How does this affect tasks that really do need to look at a screenshot?

They still work. The three layers are stacking defenses, not a ban. --image-responses omit strips inline base64 from MCP responses — the screenshot still exists as a PNG on disk, referenced by path in the tool output. The resize watcher scales it down if it is oversized, so Claude's API does not reject it. MAX_IMAGE_TURNS caps how many image-bearing turns per session. Together they mean a 40-step chrome browser automation task spends its context budget on accessibility snapshots (cheap, structured, tiny) and only burns image budget when the task genuinely needs pixels. That is the asymmetry that makes long tasks complete.

Is this specific to Chrome, or does it work for other browsers?

The extension side is Chrome-only right now. The Playwright MCP Bridge is a Chrome Web Store extension, so the 'attach to my real browser' mode requires Chrome or a Chromium fork that can install Chrome Web Store extensions. The fallback path uses Playwright's default chromium download and works on any Mac. If your task involves a different browser (Safari, Firefox) Fazm switches to the macos-use MCP and drives that browser through the macOS accessibility tree instead, which is a different code path but the same underlying 'no screenshots, structured snapshots only' philosophy.

How do I verify any of this on my own machine?

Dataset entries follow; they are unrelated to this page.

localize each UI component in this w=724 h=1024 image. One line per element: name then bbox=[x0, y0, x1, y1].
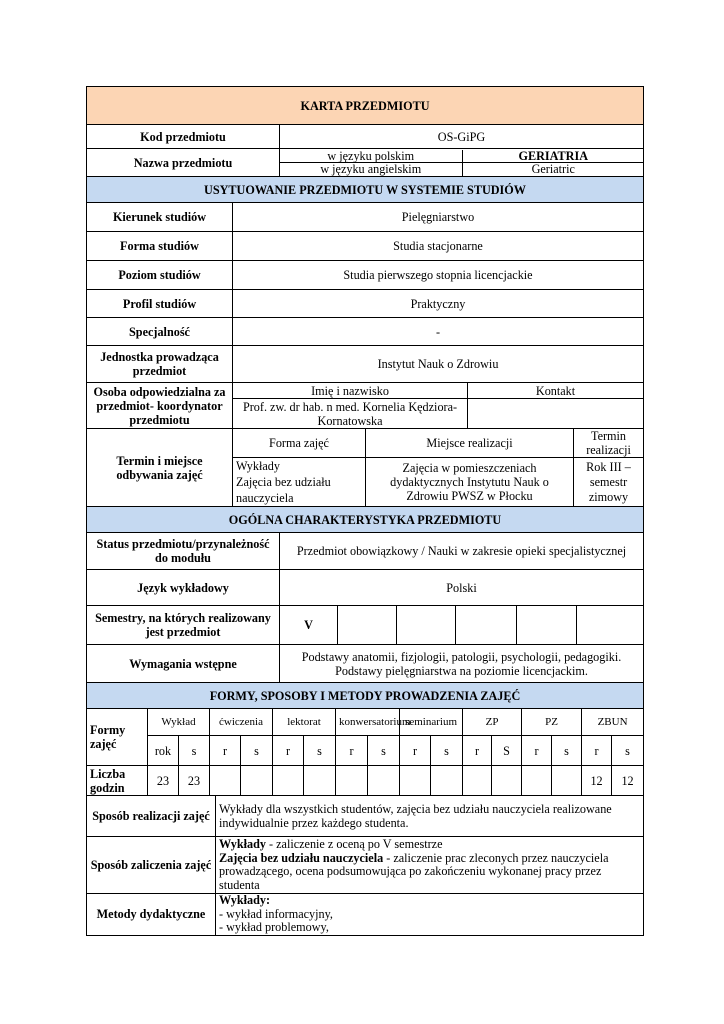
profil-value: Praktyczny bbox=[233, 290, 644, 318]
formy-row-label: Formy zajęć bbox=[87, 709, 148, 766]
semestry-label: Semestry, na których realizowany jest przedmiot bbox=[87, 606, 280, 645]
poziom-label: Poziom studiów bbox=[87, 261, 233, 290]
table-header-section bbox=[86, 86, 644, 203]
termin-label: Termin i miejsce odbywania zajęć bbox=[87, 429, 233, 507]
nazwa-en-label: w języku angielskim bbox=[280, 163, 462, 176]
zaliczenie-wyklady-text: - zaliczenie z oceną po V semestrze bbox=[265, 837, 443, 851]
wymagania-label: Wymagania wstępne bbox=[87, 645, 280, 683]
forma-type: Wykład bbox=[148, 709, 210, 736]
table-osoba-termin bbox=[86, 382, 644, 507]
subheader-cell: s bbox=[179, 736, 210, 766]
subheader-cell: r bbox=[582, 736, 612, 766]
semestr-cell bbox=[397, 606, 456, 645]
termin-miejsce: Zajęcia w pomieszczeniach dydaktycznych Instytutu Nauk o Zdrowiu PWSZ w Płocku bbox=[366, 458, 574, 507]
hours-cell bbox=[400, 766, 431, 796]
hours-cell bbox=[522, 766, 552, 796]
jednostka-label: Jednostka prowadząca przedmiot bbox=[87, 346, 233, 383]
profil-label: Profil studiów bbox=[87, 290, 233, 318]
hours-cell bbox=[492, 766, 522, 796]
subheader-cell: s bbox=[431, 736, 463, 766]
subheader-cell: s bbox=[304, 736, 336, 766]
kierunek-label: Kierunek studiów bbox=[87, 203, 233, 232]
subheader-cell: s bbox=[368, 736, 400, 766]
subheader-cell: rok bbox=[148, 736, 179, 766]
subheader-cell: r bbox=[336, 736, 368, 766]
termin-termin-header: Termin realizacji bbox=[574, 429, 644, 458]
metody-item: - wykład problemowy, bbox=[219, 920, 329, 934]
zaliczenie-zajecia-bold: Zajęcia bez udziału nauczyciela bbox=[219, 850, 384, 865]
kierunek-value: Pielęgniarstwo bbox=[233, 203, 644, 232]
realizacja-value: Wykłady dla wszystkich studentów, zajęcia bez udziału nauczyciela realizowane indywidualnie przez każdego studenta. bbox=[216, 796, 644, 837]
zaliczenie-zajecia-text: - zaliczenie prac zleconych przez nauczyciela prowadzącego, ocena podsumowująca po zakończeniu wykonanej pracy przez studenta bbox=[219, 850, 609, 892]
formy-header: FORMY, SPOSOBY I METODY PROWADZENIA ZAJĘĆ bbox=[87, 683, 644, 709]
forma-type: seminarium bbox=[400, 709, 463, 736]
status-value: Przedmiot obowiązkowy / Nauki w zakresie opieki specjalistycznej bbox=[280, 533, 644, 570]
osoba-name: Prof. zw. dr hab. n med. Kornelia Kędziora-Kornatowska bbox=[233, 399, 468, 429]
hours-cell bbox=[273, 766, 304, 796]
nazwa-label: Nazwa przedmiotu bbox=[87, 149, 280, 177]
status-label: Status przedmiotu/przynależność do modułu bbox=[87, 533, 280, 570]
termin-miejsce-header: Miejsce realizacji bbox=[366, 429, 574, 458]
hours-cell: 23 bbox=[179, 766, 210, 796]
hours-cell bbox=[552, 766, 582, 796]
subheader-cell: r bbox=[463, 736, 492, 766]
hours-cell bbox=[368, 766, 400, 796]
realizacja-label: Sposób realizacji zajęć bbox=[87, 796, 216, 837]
hours-cell: 23 bbox=[148, 766, 179, 796]
specjalnosc-label: Specjalność bbox=[87, 318, 233, 346]
semestr-cell bbox=[456, 606, 517, 645]
osoba-name-header: Imię i nazwisko bbox=[233, 383, 468, 399]
osoba-label: Osoba odpowiedzialna za przedmiot- koordynator przedmiotu bbox=[87, 383, 233, 429]
subheader-cell: s bbox=[552, 736, 582, 766]
table-usytuowanie bbox=[86, 202, 644, 383]
subheader-cell: r bbox=[273, 736, 304, 766]
card-title: KARTA PRZEDMIOTU bbox=[87, 87, 644, 125]
subheader-cell: S bbox=[492, 736, 522, 766]
jezyk-value: Polski bbox=[280, 570, 644, 606]
metody-label: Metody dydaktyczne bbox=[87, 894, 216, 936]
nazwa-en-value: Geriatric bbox=[462, 163, 644, 176]
hours-cell: 12 bbox=[582, 766, 612, 796]
table-ogolna bbox=[86, 506, 644, 709]
forma-type: lektorat bbox=[273, 709, 336, 736]
forma-type: ćwiczenia bbox=[210, 709, 273, 736]
semestr-cell bbox=[517, 606, 577, 645]
hours-cell bbox=[463, 766, 492, 796]
forma-type: ZBUN bbox=[582, 709, 644, 736]
termin-forma-header: Forma zajęć bbox=[233, 429, 366, 458]
ogolna-header: OGÓLNA CHARAKTERYSTYKA PRZEDMIOTU bbox=[87, 507, 644, 533]
termin-forma-line1: Wykłady bbox=[236, 459, 280, 473]
forma-type: ZP bbox=[463, 709, 522, 736]
forma-type: konwersatorium bbox=[336, 709, 400, 736]
forma-type: PZ bbox=[522, 709, 582, 736]
osoba-contact-header: Kontakt bbox=[468, 383, 644, 399]
table-sposoby bbox=[86, 795, 644, 936]
zaliczenie-label: Sposób zaliczenia zajęć bbox=[87, 837, 216, 894]
hours-cell bbox=[431, 766, 463, 796]
semestr-cell: V bbox=[280, 606, 338, 645]
hours-cell bbox=[241, 766, 273, 796]
termin-forma-line2: Zajęcia bez udziału nauczyciela bbox=[236, 475, 331, 505]
kod-label: Kod przedmiotu bbox=[87, 125, 280, 149]
jezyk-label: Język wykładowy bbox=[87, 570, 280, 606]
osoba-contact bbox=[468, 399, 644, 429]
metody-header: Wykłady: bbox=[219, 893, 271, 907]
hours-cell bbox=[336, 766, 368, 796]
jednostka-value: Instytut Nauk o Zdrowiu bbox=[233, 346, 644, 383]
table-formy bbox=[86, 708, 644, 796]
subheader-cell: r bbox=[210, 736, 241, 766]
subheader-cell: r bbox=[522, 736, 552, 766]
subheader-cell: s bbox=[241, 736, 273, 766]
kod-value: OS-GiPG bbox=[280, 125, 644, 149]
hours-cell bbox=[210, 766, 241, 796]
usytuowanie-header: USYTUOWANIE PRZEDMIOTU W SYSTEMIE STUDIÓW bbox=[87, 177, 644, 203]
metody-item: - wykład informacyjny, bbox=[219, 906, 333, 921]
poziom-value: Studia pierwszego stopnia licencjackie bbox=[233, 261, 644, 290]
termin-termin: Rok III – semestr zimowy bbox=[574, 458, 644, 507]
hours-label: Liczba godzin bbox=[87, 766, 148, 796]
subheader-cell: s bbox=[612, 736, 644, 766]
hours-cell bbox=[304, 766, 336, 796]
zaliczenie-wyklady-bold: Wykłady bbox=[219, 837, 266, 851]
specjalnosc-value: - bbox=[233, 318, 644, 346]
forma-studiow-label: Forma studiów bbox=[87, 232, 233, 261]
semestr-cell bbox=[577, 606, 644, 645]
subheader-cell: r bbox=[400, 736, 431, 766]
nazwa-pl-label: w języku polskim bbox=[280, 150, 462, 163]
hours-cell: 12 bbox=[612, 766, 644, 796]
wymagania-value: Podstawy anatomii, fizjologii, patologii, psychologii, pedagogiki. Podstawy pielęgniarstwa na poziomie licencjackim. bbox=[280, 645, 644, 683]
nazwa-pl-value: GERIATRIA bbox=[462, 150, 644, 163]
forma-studiow-value: Studia stacjonarne bbox=[233, 232, 644, 261]
semestr-cell bbox=[338, 606, 397, 645]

Install Fazm, grant Accessibility, install the Playwright MCP Bridge extension, and run any task that touches a Chrome tab. While it is running, ls /tmp/playwright-mcp — you will see a growing set of YAML files (one per snapshot) and a smaller number of PNGs (only when the agent asked for an image). Run sips -g pixelWidth -g pixelHeight on any PNG in there; none will exceed 1920 in either dimension. Open the Fazm log (~/Library/Logs/Fazm/app.log on a packaged build, /tmp/fazm-dev.log on a dev build) and grep for 'Screenshot resized' — you will see the watcher logging each re-encoding. If the source is open, you can also read the exact code in acp-bridge/src/index.ts lines 709 to 758.